L’eurodeputato Dino Giarrusso interviene in collegamento durante una seduta della commissione agricoltura al Parlamento europeo a Bruxelles. Il sistema non riesce a mettere in video la camera del suo iPhone così dall’aula lo invitano a leggere il suo intervento a difesa del Prosecco italiano in inglese, perché gli interpreti non riescono a tradurre simultaneamente senza leggere il labiale.
Giarrusso prova con un il suo inglese scolastico, ma poi rinuncia. Il video diventa virale in rete e il deputato siciliano viene attaccato dagli odiatori seriali dei social. Ma è proprio l’europarlamentare a spiegare la sua versione dei fatti.
“Si parlava della richiesta di protezione europea per il Prošek, un vino dolce croato. Richiesta che noi italiani contestiamo fortemente perché farebbe inevitabilmente concorrenza al nostro Prosecco. I colleghi De Castro, Lizzi, Bizzotto, intervengono prima di me, naturalmente in italiano, come sempre. Funziona così in Europa: gli italiani parlano in italiano, i tedeschi in tedesco, i croati in croato e così via: ci sono dei traduttori simultanei appositamente pagati per tradurre in tutte le lingue ogni intervento” spiega in un lungo post.
“Il collegamento da remoto non può farsi con Skype o Zoom come ha ipotizzato qualche ignorante, ma si può effettuare solo con un software apposito fornito dalla UE, e con una chiave personale assegnata a ciascun deputato.
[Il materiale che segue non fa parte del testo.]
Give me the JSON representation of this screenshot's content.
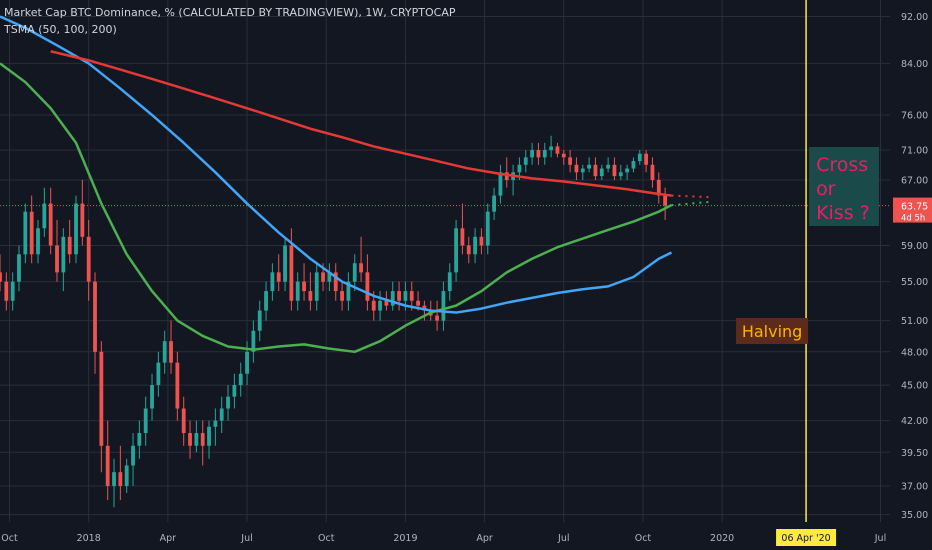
{
  "colors": {
    "background": "#131722",
    "grid": "#2a2e39",
    "up": "#26a69a",
    "down": "#ef5350",
    "sma50": "#4caf50",
    "sma100": "#42a5f5",
    "sma200": "#e53935",
    "halving_line": "#ffeb3b",
    "price_line": "#ef5350",
    "halving_label_bg": "#5d2a1e",
    "halving_label_text": "#ffb300",
    "note_bg": "#1a4a4a",
    "note_text": "#e91e63"
  },
  "chart_data": {
    "type": "candlestick",
    "legend": {
      "title": "Market Cap BTC Dominance, % (CALCULATED BY TRADINGVIEW), 1W, CRYPTOCAP",
      "indicator": "TSMA (50, 100, 200)"
    },
    "x_axis": {
      "ticks": [
        {
          "label": "Oct",
          "t": 2017.75
        },
        {
          "label": "2018",
          "t": 2018.0
        },
        {
          "label": "Apr",
          "t": 2018.25
        },
        {
          "label": "Jul",
          "t": 2018.5
        },
        {
          "label": "Oct",
          "t": 2018.75
        },
        {
          "label": "2019",
          "t": 2019.0
        },
        {
          "label": "Apr",
          "t": 2019.25
        },
        {
          "label": "Jul",
          "t": 2019.5
        },
        {
          "label": "Oct",
          "t": 2019.75
        },
        {
          "label": "2020",
          "t": 2020.0
        },
        {
          "label": "Jul",
          "t": 2020.5
        }
      ],
      "range": [
        2017.72,
        2020.53
      ]
    },
    "y_axis": {
      "scale": "log",
      "ticks": [
        "92.00",
        "84.00",
        "76.00",
        "71.00",
        "67.00",
        "59.00",
        "55.00",
        "51.00",
        "48.00",
        "45.00",
        "42.00",
        "39.50",
        "37.00",
        "35.00"
      ],
      "range": [
        34.5,
        95
      ]
    },
    "candles": [
      [
        2017.68,
        53,
        55,
        52,
        54
      ],
      [
        2017.7,
        54,
        57,
        53,
        56
      ],
      [
        2017.72,
        56,
        58,
        54,
        55
      ],
      [
        2017.74,
        55,
        56,
        52,
        53
      ],
      [
        2017.76,
        53,
        56,
        52,
        55
      ],
      [
        2017.78,
        55,
        59,
        54,
        58
      ],
      [
        2017.8,
        58,
        64,
        57,
        63
      ],
      [
        2017.82,
        63,
        65,
        57,
        58
      ],
      [
        2017.84,
        58,
        62,
        57,
        61
      ],
      [
        2017.86,
        61,
        66,
        60,
        64
      ],
      [
        2017.88,
        64,
        66,
        58,
        59
      ],
      [
        2017.9,
        59,
        62,
        55,
        56
      ],
      [
        2017.92,
        56,
        61,
        54,
        60
      ],
      [
        2017.94,
        60,
        62,
        57,
        58
      ],
      [
        2017.96,
        58,
        65,
        57,
        64
      ],
      [
        2017.98,
        64,
        67,
        59,
        60
      ],
      [
        2018.0,
        60,
        62,
        53,
        55
      ],
      [
        2018.02,
        55,
        56,
        46,
        48
      ],
      [
        2018.04,
        48,
        49,
        38,
        40
      ],
      [
        2018.06,
        40,
        42,
        36,
        37
      ],
      [
        2018.08,
        37,
        39,
        35.5,
        38
      ],
      [
        2018.1,
        38,
        40,
        36,
        37
      ],
      [
        2018.12,
        37,
        39,
        36.5,
        38.5
      ],
      [
        2018.14,
        38.5,
        41,
        37,
        40
      ],
      [
        2018.16,
        40,
        42,
        39,
        41
      ],
      [
        2018.18,
        41,
        44,
        40,
        43
      ],
      [
        2018.2,
        43,
        46,
        42,
        45
      ],
      [
        2018.22,
        45,
        48,
        44,
        47
      ],
      [
        2018.24,
        47,
        50,
        46,
        49
      ],
      [
        2018.26,
        49,
        51,
        46,
        47
      ],
      [
        2018.28,
        47,
        48,
        42,
        43
      ],
      [
        2018.3,
        43,
        44,
        40,
        41
      ],
      [
        2018.32,
        41,
        42,
        39,
        40
      ],
      [
        2018.34,
        40,
        42,
        39.5,
        41
      ],
      [
        2018.36,
        41,
        42,
        38.5,
        40
      ],
      [
        2018.38,
        40,
        42,
        39,
        41.5
      ],
      [
        2018.4,
        41.5,
        43,
        40,
        42
      ],
      [
        2018.42,
        42,
        44,
        41,
        43
      ],
      [
        2018.44,
        43,
        45,
        42,
        44
      ],
      [
        2018.46,
        44,
        46,
        43,
        45
      ],
      [
        2018.48,
        45,
        47,
        44,
        46
      ],
      [
        2018.5,
        46,
        49,
        45,
        48
      ],
      [
        2018.52,
        48,
        51,
        47,
        50
      ],
      [
        2018.54,
        50,
        53,
        49,
        52
      ],
      [
        2018.56,
        52,
        55,
        51,
        54
      ],
      [
        2018.58,
        54,
        57,
        53,
        56
      ],
      [
        2018.6,
        56,
        58,
        54,
        55
      ],
      [
        2018.62,
        55,
        60,
        54,
        59
      ],
      [
        2018.64,
        59,
        61,
        52,
        53
      ],
      [
        2018.66,
        53,
        56,
        52,
        55
      ],
      [
        2018.68,
        55,
        57,
        53,
        54
      ],
      [
        2018.7,
        54,
        56,
        52,
        53
      ],
      [
        2018.72,
        53,
        57,
        52,
        56
      ],
      [
        2018.74,
        56,
        57,
        54,
        55
      ],
      [
        2018.76,
        55,
        57,
        54,
        56
      ],
      [
        2018.78,
        56,
        57,
        53,
        54
      ],
      [
        2018.8,
        54,
        55,
        52,
        53
      ],
      [
        2018.82,
        53,
        56,
        52,
        55
      ],
      [
        2018.84,
        55,
        58,
        54,
        57
      ],
      [
        2018.86,
        57,
        60,
        55,
        56
      ],
      [
        2018.88,
        56,
        58,
        52,
        53
      ],
      [
        2018.9,
        53,
        54,
        51,
        52
      ],
      [
        2018.92,
        52,
        54,
        51,
        53
      ],
      [
        2018.94,
        53,
        54,
        52,
        52.5
      ],
      [
        2018.96,
        52.5,
        55,
        52,
        54
      ],
      [
        2018.98,
        54,
        55,
        52,
        53
      ],
      [
        2019.0,
        53,
        55,
        52,
        54
      ],
      [
        2019.02,
        54,
        55,
        52,
        53
      ],
      [
        2019.04,
        53,
        54,
        52,
        52.5
      ],
      [
        2019.06,
        52.5,
        53,
        51,
        52
      ],
      [
        2019.08,
        52,
        53,
        51,
        51.5
      ],
      [
        2019.1,
        51.5,
        53,
        50,
        51
      ],
      [
        2019.12,
        51,
        55,
        50,
        54
      ],
      [
        2019.14,
        54,
        57,
        53,
        56
      ],
      [
        2019.16,
        56,
        62,
        55,
        61
      ],
      [
        2019.18,
        61,
        64,
        58,
        59
      ],
      [
        2019.2,
        59,
        60,
        57,
        58
      ],
      [
        2019.22,
        58,
        61,
        57,
        60
      ],
      [
        2019.24,
        60,
        61,
        58,
        59
      ],
      [
        2019.26,
        59,
        64,
        58,
        63
      ],
      [
        2019.28,
        63,
        66,
        62,
        65
      ],
      [
        2019.3,
        65,
        69,
        64,
        68
      ],
      [
        2019.32,
        68,
        70,
        66,
        67
      ],
      [
        2019.34,
        67,
        69,
        65,
        68
      ],
      [
        2019.36,
        68,
        70,
        67,
        69
      ],
      [
        2019.38,
        69,
        71,
        68,
        70
      ],
      [
        2019.4,
        70,
        72,
        69,
        71
      ],
      [
        2019.42,
        71,
        72,
        69,
        70
      ],
      [
        2019.44,
        70,
        72,
        69,
        71
      ],
      [
        2019.46,
        71,
        73,
        70,
        71.5
      ],
      [
        2019.48,
        71.5,
        72,
        70,
        70.5
      ],
      [
        2019.5,
        70.5,
        71,
        69,
        70
      ],
      [
        2019.52,
        70,
        71,
        68,
        69
      ],
      [
        2019.54,
        69,
        70,
        67,
        68
      ],
      [
        2019.56,
        68,
        69,
        67,
        68.5
      ],
      [
        2019.58,
        68.5,
        70,
        68,
        69
      ],
      [
        2019.6,
        69,
        70,
        67,
        67.5
      ],
      [
        2019.62,
        67.5,
        69,
        67,
        68.5
      ],
      [
        2019.64,
        68.5,
        70,
        68,
        69
      ],
      [
        2019.66,
        69,
        70,
        67,
        67.5
      ],
      [
        2019.68,
        67.5,
        69,
        67,
        68
      ],
      [
        2019.7,
        68,
        69,
        67,
        68.5
      ],
      [
        2019.72,
        68.5,
        70,
        68,
        69.5
      ],
      [
        2019.74,
        69.5,
        71,
        69,
        70.5
      ],
      [
        2019.76,
        70.5,
        71,
        68,
        69
      ],
      [
        2019.78,
        69,
        70,
        66,
        67
      ],
      [
        2019.8,
        67,
        68,
        64,
        65
      ],
      [
        2019.82,
        65,
        66,
        62,
        63.75
      ]
    ],
    "series": [
      {
        "name": "SMA 50",
        "points": [
          [
            2017.72,
            84
          ],
          [
            2017.8,
            81
          ],
          [
            2017.88,
            77
          ],
          [
            2017.96,
            72
          ],
          [
            2018.04,
            64
          ],
          [
            2018.12,
            58
          ],
          [
            2018.2,
            54
          ],
          [
            2018.28,
            51
          ],
          [
            2018.36,
            49.5
          ],
          [
            2018.44,
            48.5
          ],
          [
            2018.52,
            48.2
          ],
          [
            2018.6,
            48.5
          ],
          [
            2018.68,
            48.7
          ],
          [
            2018.76,
            48.3
          ],
          [
            2018.84,
            48
          ],
          [
            2018.92,
            49
          ],
          [
            2019.0,
            50.5
          ],
          [
            2019.08,
            51.8
          ],
          [
            2019.16,
            52.5
          ],
          [
            2019.24,
            54
          ],
          [
            2019.32,
            56
          ],
          [
            2019.4,
            57.5
          ],
          [
            2019.48,
            58.8
          ],
          [
            2019.56,
            59.8
          ],
          [
            2019.64,
            60.8
          ],
          [
            2019.72,
            61.8
          ],
          [
            2019.8,
            63
          ],
          [
            2019.84,
            63.8
          ]
        ],
        "projection": [
          [
            2019.84,
            63.8
          ],
          [
            2019.96,
            64.2
          ]
        ]
      },
      {
        "name": "SMA 100",
        "points": [
          [
            2017.72,
            92
          ],
          [
            2017.8,
            90
          ],
          [
            2017.9,
            87
          ],
          [
            2018.0,
            84
          ],
          [
            2018.1,
            80
          ],
          [
            2018.2,
            76
          ],
          [
            2018.3,
            72
          ],
          [
            2018.4,
            68
          ],
          [
            2018.5,
            64
          ],
          [
            2018.6,
            60.5
          ],
          [
            2018.7,
            57.5
          ],
          [
            2018.8,
            55
          ],
          [
            2018.9,
            53.5
          ],
          [
            2019.0,
            52.5
          ],
          [
            2019.08,
            52
          ],
          [
            2019.16,
            51.8
          ],
          [
            2019.24,
            52.2
          ],
          [
            2019.32,
            52.8
          ],
          [
            2019.4,
            53.3
          ],
          [
            2019.48,
            53.8
          ],
          [
            2019.56,
            54.2
          ],
          [
            2019.64,
            54.5
          ],
          [
            2019.72,
            55.5
          ],
          [
            2019.8,
            57.5
          ],
          [
            2019.84,
            58.2
          ]
        ]
      },
      {
        "name": "SMA 200",
        "points": [
          [
            2017.88,
            86
          ],
          [
            2018.0,
            84.5
          ],
          [
            2018.1,
            83
          ],
          [
            2018.2,
            81.5
          ],
          [
            2018.3,
            80
          ],
          [
            2018.4,
            78.5
          ],
          [
            2018.5,
            77
          ],
          [
            2018.6,
            75.5
          ],
          [
            2018.7,
            74
          ],
          [
            2018.8,
            72.8
          ],
          [
            2018.9,
            71.5
          ],
          [
            2019.0,
            70.5
          ],
          [
            2019.1,
            69.5
          ],
          [
            2019.2,
            68.5
          ],
          [
            2019.3,
            67.8
          ],
          [
            2019.4,
            67.2
          ],
          [
            2019.5,
            66.8
          ],
          [
            2019.6,
            66.3
          ],
          [
            2019.7,
            65.8
          ],
          [
            2019.8,
            65.2
          ],
          [
            2019.84,
            65
          ]
        ],
        "projection": [
          [
            2019.84,
            65
          ],
          [
            2019.96,
            64.8
          ]
        ]
      }
    ],
    "current_price": {
      "value": 63.75,
      "label": "63.75",
      "countdown": "4d 5h"
    },
    "halving": {
      "t": 2020.265,
      "date_label": "06 Apr '20",
      "label": "Halving"
    },
    "annotation": {
      "lines": [
        "Cross",
        "or",
        "Kiss ?"
      ]
    }
  }
}
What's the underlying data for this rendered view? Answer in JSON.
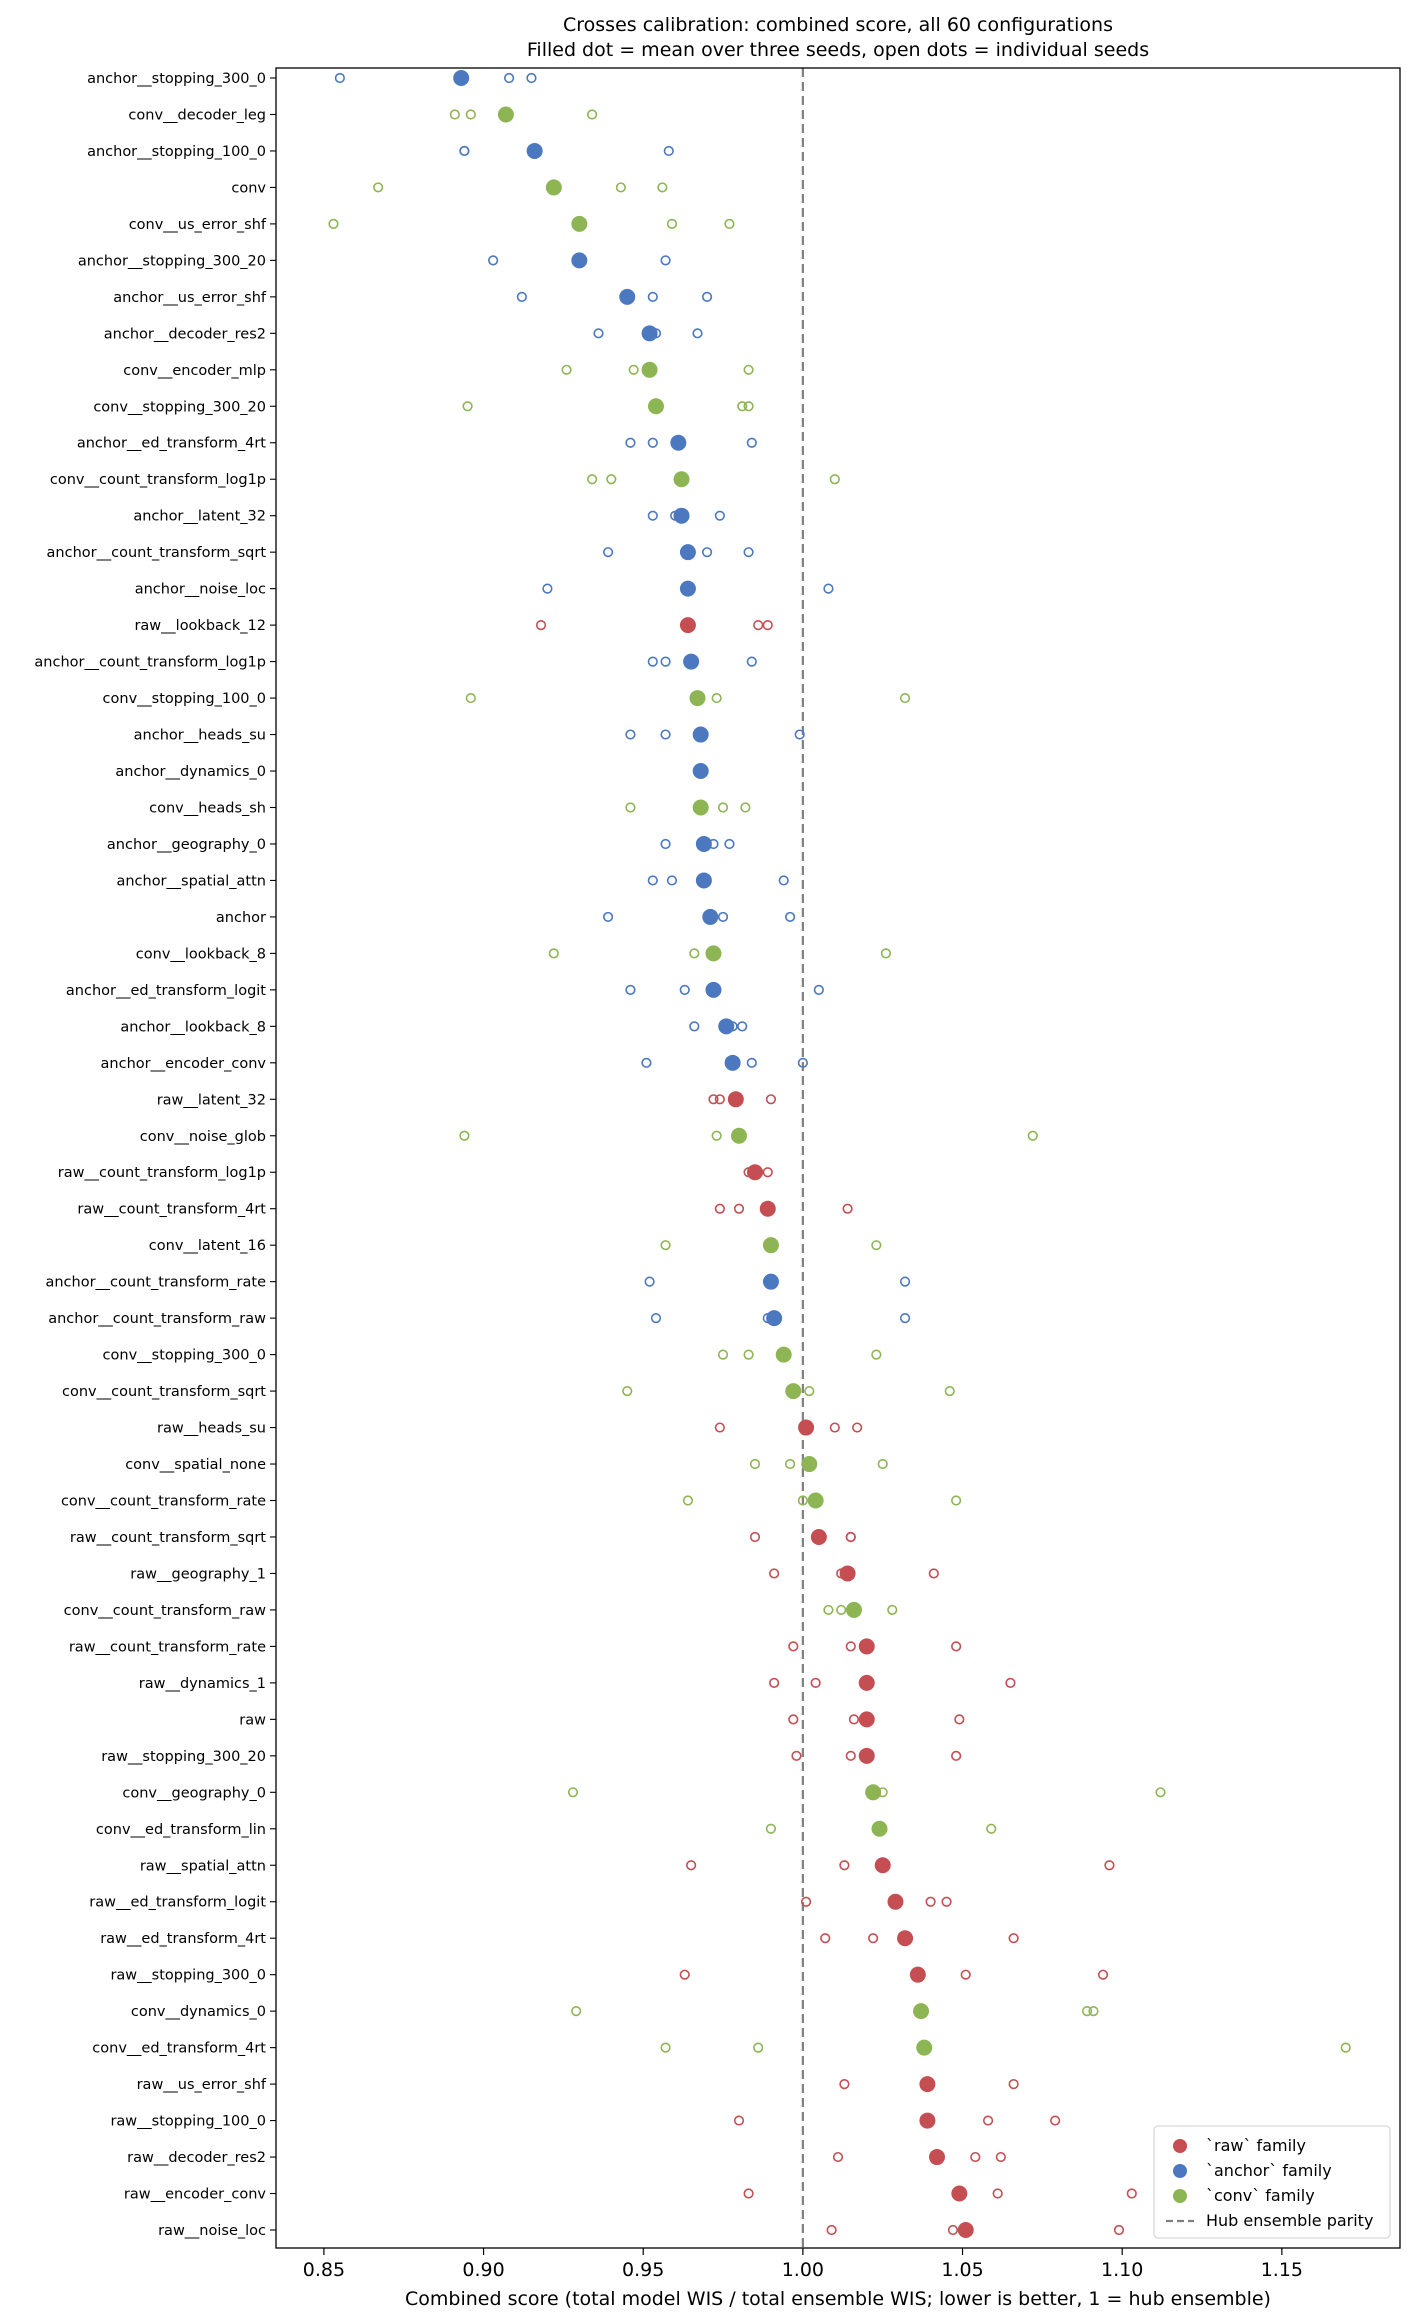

Dunque si può ascoltare ed intervenire solo utilizzando quello specifico software con le proprie credenziali – continua – Dopo oltre mezz’ora di riunione, mentre ascoltavo i colleghi, ricevo una telefonata da parte del segretariato, che mi avvisa che essendo collegato con iPhone non funzionerà la telecamera, a causa di un’incompatibilità fra la camera dell’iPhone (per lo meno così è stato martedì in commissione agricoltura) e quel software”.
“La funzionaria mi chiede dunque -in inglese, lingua che comprendo ma che non padroneggio affatto come l’italiano- se posso cambiare device, usare un PC o un iPad. Io le spiego che ho solo l’iPhone in quel momento e non posso cambiare device, e lei mi risponde che se è così il mio intervento sarà soltanto audio. Dopo circa un minuto da questa telefonata mi viene data la parola. Inizio a parlare e mi chiedono di attivare la telecamera, ed io spiego che non posso farlo perché appunto ho l’iPhone: in effetti il tasto che la attiva non funziona. A quel punto vengo interrotto e mi si chiede -giacché non sono visibile- di procedere con l’intervento ma in inglese. Provo al volo a tradurre il testo che ho scritto, ma mi rendo conto quasi subito di non essere in grado, dunque chiedo di poter fare comunque il mio intervento in italiano, come è mio diritto e come avevano fatto tutti i colleghi italiani che mi avevano preceduto”.
“A quel punto non solo mi viene negata questa possibilità, ma addirittura mi si spegne l’audio, impedendomi di fatto di esercitare un mio diritto di parlamentare, che è quello di fare il mio intervento nella mia lingua. Mi arrabbio così tanto da tornare in parlamento (la seduta sarebbe durata altre due ore) lasciando mia moglie sola a casa, per fare valere questo mio diritto. Tornato in commissione parlo con il segretariato che mi spiega come i traduttori si rifiutino di tradurre se non hanno il labiale, dunque il video”.
“Cosa succede invece il giorno dopo in Italia? La giornalista influencer Selvaggia Lucarelli pubblica i due minuti in cui inizio l’intervento e mi viene tolta la linea, Massimo Giletti ne fa un’interpretazione tutta sua in cui chiede “ma non ha Skype? Non sa accendere una telecamera? Così difendiamo i prodotti italiani?” e i quotidiani scrivono il falso parlando di “gaffe” e “figuraccia”: i social si scatenano, naturalmente arriva l’intera squadra dei picchiatori online di altri partiti (e non solo) supportata da notissimi esperti in merito al funzionamento del software in uso al Parlamento, quali l’intellettuale Luca Bizzarri che si dà di gomito con i soliti amichetti. Io da ieri ricevo -come al solito- insulti, minacce, violenza verbale a mai finire da haters di ogni colore, giacché questi campioni dell’informazione dicono a parole di voler combattere l’odio in rete, ma poi gettano benzina appena possibile senza nemmeno informarsi di come siano andate realmente le cose” conclude.